Blick: Olivier Senn, gemäss einem Artikel der «NZZ» droht der Tour de Suisse Women das Aus. Ganz konkret: Werden die Frauen im Juni starten?
Olivier Senn: Sicher.
Der Swiss-Cycling-Geschäftsführer spricht davon, das Rennen «wie geplant zu veranstalten, wenn es irgendwie möglich ist». Das tönt weniger optimistisch.
Noch einmal: Die Tour de Suisse der Frauen wird stattfinden.
Die Geldsorgen sind aber gross, oder?
Es wird, wie in den letzten zwei Jahren, erneut eine Investition von unserer Seite brauchen.
Sie sprechen von Cycling Unlimited, der Trägerschaft der Tour de Suisse. Wie hoch ist das Budget der Frauen-Rundfahrt und wie viel muss investiert werden?
Das Budget beträgt etwa 800’000 Franken. Es laufen noch immer Gespräche mit neuen Sponsoren, die wir dringend brauchen. Letztlich bleibt uns aber wohl nichts anderes übrig, als einen substanziellen Beitrag beizusteuern.
Sie könnten die viertägige Rundfahrt auch absagen.
Das wollen wir nicht. Im Gegenteil: Wir glauben an den Frauen-Radsport.
Das tun offenbar nicht alle.
Alle schreien nach Gleichberechtigung, aber kaum einer ist bereit, das Portemonnaie zu öffnen. Das ist leider nach wie vor ein Problem – nicht nur im Radsport, sondern in allen Sportarten, wo die Frauen keine lange Tradition haben.
Ist das scheinheilig?
Das kann man schon auch so sehen, ja.
Man hört von überall, dass der Frauen-Radsport boomt. Und mit Marlen Reusser hat die Schweiz ein tolles Zugpferd – sie hat nicht nur die Rundfahrt im letzten Jahr gewonnen, sondern ist auch charismatisch.
Es bräuchte aber mehr Schweizerinnen, damit eine Breitenwirkung stattfindet. Und wie gesagt: Geschichten, Legenden und Mythen müssen erst einmal entstehen. Dafür braucht es Zeit, Passion und Geld.
Die Tour de France der Frauen ist ein Erfolg, oder?

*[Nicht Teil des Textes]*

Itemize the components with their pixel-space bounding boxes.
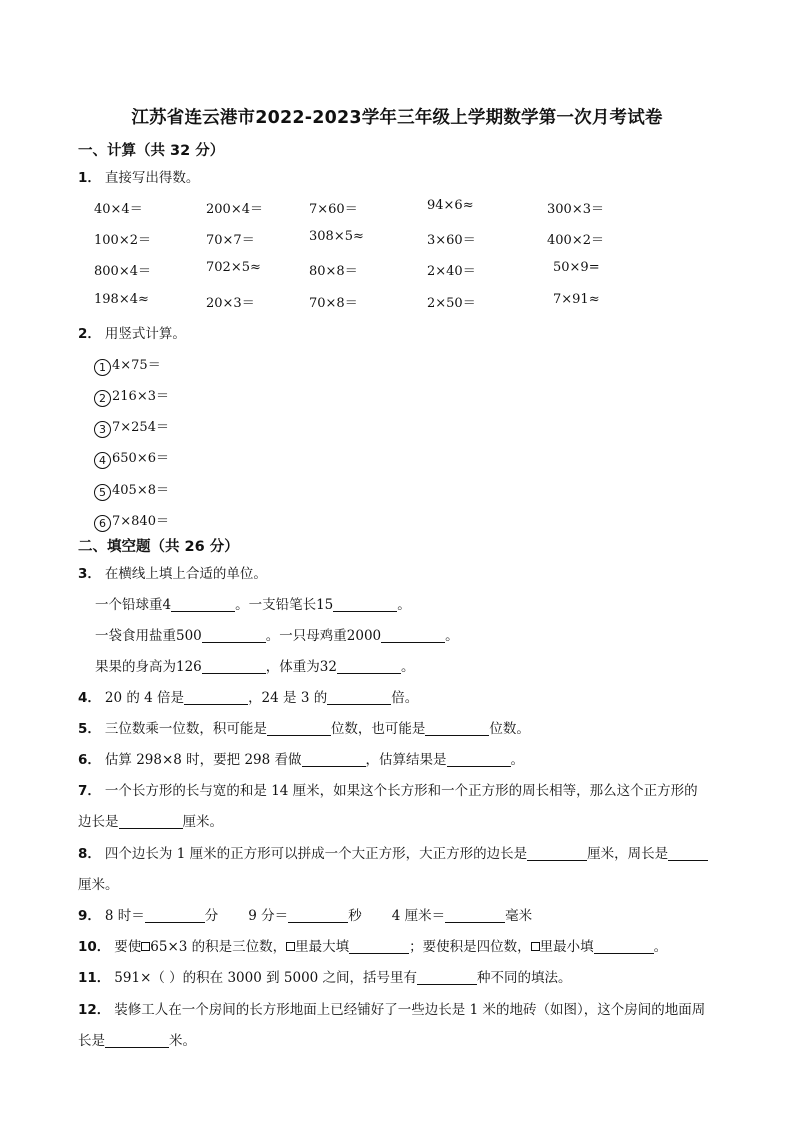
question-8-continued: 厘米。: [78, 877, 119, 893]
answer-blank[interactable]: [327, 690, 391, 705]
answer-blank[interactable]: [668, 846, 708, 861]
question-6: 6． 估算 298×8 时，要把 298 看做 ，估算结果是 。: [78, 752, 525, 768]
question-number: 1．: [78, 170, 101, 186]
question-number: 3．: [78, 566, 101, 582]
question-number: 8．: [78, 846, 101, 862]
question-3-line-2: 一袋食用盐重500 。一只母鸡重2000 。: [95, 628, 459, 644]
question-3: [78, 562, 267, 582]
calc-cell: 198×4≈: [94, 292, 149, 307]
question-2: [78, 322, 186, 342]
calc-cell: 800×4＝: [94, 264, 151, 279]
vertical-calc-item: 4 650×6＝: [94, 447, 169, 469]
question-number: 5．: [78, 721, 101, 737]
calc-cell: 2×50＝: [427, 296, 476, 311]
circled-number: 5: [94, 484, 111, 501]
circled-number: 2: [94, 390, 111, 407]
calc-cell: 80×8＝: [309, 264, 358, 279]
page-title: 江苏省连云港市2022-2023学年三年级上学期数学第一次月考试卷: [131, 108, 663, 128]
question-1: [78, 166, 199, 186]
question-11: 11． 591×（ ）的积在 3000 到 5000 之间，括号里有 种不同的填法。: [78, 970, 572, 986]
question-text: 直接写出得数。: [104, 170, 200, 186]
circled-number: 4: [94, 452, 111, 469]
question-3-line-3: 果果的身高为126 ，体重为32 。: [95, 659, 415, 675]
question-10: 10． 要使 65×3 的积是三位数， 里最大填 ；要使积是四位数， 里最小填 。: [78, 939, 668, 955]
question-text: 用竖式计算。: [104, 326, 186, 342]
answer-blank[interactable]: [171, 597, 235, 612]
calc-cell: 20×3＝: [206, 296, 255, 311]
calc-cell: 308×5≈: [309, 229, 364, 244]
calc-cell: 100×2＝: [94, 233, 151, 248]
question-7: 7． 一个长方形的长与宽的和是 14 厘米，如果这个长方形和一个正方形的周长相等，那么这个正方形的: [78, 783, 698, 799]
question-8: 8． 四个边长为 1 厘米的正方形可以拼成一个大正方形，大正方形的边长是 厘米，周长是: [78, 842, 708, 862]
vertical-calc-item: 6 7×840＝: [94, 510, 169, 532]
question-number: 10．: [78, 939, 111, 955]
answer-blank[interactable]: [425, 721, 489, 736]
box-placeholder-icon: [286, 942, 295, 951]
vertical-calc-item: 5 405×8＝: [94, 479, 169, 501]
question-number: 11．: [78, 970, 111, 986]
calc-cell: 7×91≈: [553, 292, 600, 307]
calc-cell: 50×9=: [553, 260, 600, 275]
answer-blank[interactable]: [288, 908, 348, 923]
calc-cell: 7×60＝: [309, 202, 358, 217]
vertical-calc-item: 1 4×75＝: [94, 354, 161, 376]
answer-blank[interactable]: [267, 721, 331, 736]
answer-blank[interactable]: [337, 659, 401, 674]
answer-blank[interactable]: [145, 908, 205, 923]
question-3-line-1: 一个铅球重4 。一支铅笔长15 。: [95, 597, 411, 613]
question-number: 6．: [78, 752, 101, 768]
vertical-calc-item: 2 216×3＝: [94, 385, 169, 407]
answer-blank[interactable]: [594, 939, 654, 954]
question-text: 在横线上填上合适的单位。: [104, 566, 267, 582]
question-number: 2．: [78, 326, 101, 342]
calc-cell: 300×3＝: [547, 202, 604, 217]
question-12: 12． 装修工人在一个房间的长方形地面上已经铺好了一些边长是 1 米的地砖（如图），这个房间的地面周: [78, 1002, 706, 1018]
answer-blank[interactable]: [302, 752, 366, 767]
circled-number: 1: [94, 359, 111, 376]
answer-blank[interactable]: [417, 970, 477, 985]
question-4: 4． 20 的 4 倍是 ，24 是 3 的 倍。: [78, 690, 419, 706]
calc-cell: 70×8＝: [309, 296, 358, 311]
calc-cell: 94×6≈: [427, 198, 474, 213]
calc-cell: 40×4＝: [94, 202, 143, 217]
calc-cell: 400×2＝: [547, 233, 604, 248]
question-7-continued: 边长是 厘米。: [78, 814, 223, 830]
section-heading-fill-in: 二、填空题（共 26 分）: [78, 539, 239, 555]
calc-cell: 3×60＝: [427, 233, 476, 248]
answer-blank[interactable]: [119, 814, 183, 829]
question-number: 7．: [78, 783, 101, 799]
question-12-continued: 长是 米。: [78, 1033, 196, 1049]
circled-number: 6: [94, 515, 111, 532]
answer-blank[interactable]: [202, 628, 266, 643]
calc-cell: 200×4＝: [206, 202, 263, 217]
circled-number: 3: [94, 421, 111, 438]
box-placeholder-icon: [141, 942, 150, 951]
answer-blank[interactable]: [333, 597, 397, 612]
question-number: 9．: [78, 908, 101, 924]
vertical-calc-item: 3 7×254＝: [94, 416, 169, 438]
question-number: 4．: [78, 690, 101, 706]
box-placeholder-icon: [531, 942, 540, 951]
answer-blank[interactable]: [381, 628, 445, 643]
calc-cell: 2×40＝: [427, 264, 476, 279]
calc-cell: 702×5≈: [206, 260, 261, 275]
answer-blank[interactable]: [447, 752, 511, 767]
question-number: 12．: [78, 1002, 111, 1018]
answer-blank[interactable]: [349, 939, 409, 954]
section-heading-calculation: 一、计算（共 32 分）: [78, 143, 225, 159]
answer-blank[interactable]: [184, 690, 248, 705]
question-5: 5． 三位数乘一位数，积可能是 位数，也可能是 位数。: [78, 721, 530, 737]
answer-blank[interactable]: [202, 659, 266, 674]
question-9: 9． 8 时＝ 分 9 分＝ 秒 4 厘米＝ 毫米: [78, 908, 533, 924]
answer-blank[interactable]: [527, 846, 587, 861]
answer-blank[interactable]: [445, 908, 505, 923]
calc-cell: 70×7＝: [206, 233, 255, 248]
answer-blank[interactable]: [105, 1033, 169, 1048]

Ja. Aber auch da kämpft man, um eine schwarze Null zu schreiben. Alle anderen Frauen-Rennen werden querfinanziert durch die Männer-Events. Daher ist es leider noch kein nachhaltiges Konzept.
Das ist bei der Tour de Suisse nicht möglich, weil bei den Männern auch kein Gewinn gemacht wird, oder?
Stimmt.
Das Budget im letzten Jahr betrug 8,2 Millionen Franken. Wie gross war der Verlust?
Zu gross. Genaue Zahlen nenne ich nicht. Aber es ist besorgniserregend. In diesem Jahr sieht es besser aus, ich gehe von einer ausgeglichenen Bilanz aus.
Wie sieht die Zukunft aus?
Langfristig gesehen müssen sich beide Events, jener der Männer und Frauen, selbst rechnen. Anders geht es nicht, da wir sonst nicht in die Events investieren können. So wie es jetzt ist, würden wir es bei den Frauen nicht mehr lange aushalten.
Was macht Hoffnung?
Dass mehr Partner aus der Wirtschaft erkennen, welch toller Sport gezeigt wird und dass sich ein Engagement jetzt lohnt. Dem Frauen-Radsport gehört die Zukunft. Davon sind nicht nur wir überzeugt. Aber es braucht mehr als nur Lippenbekenntnisse, dass die Tour de Suisse Women nicht stirbt. Wir geben nicht auf.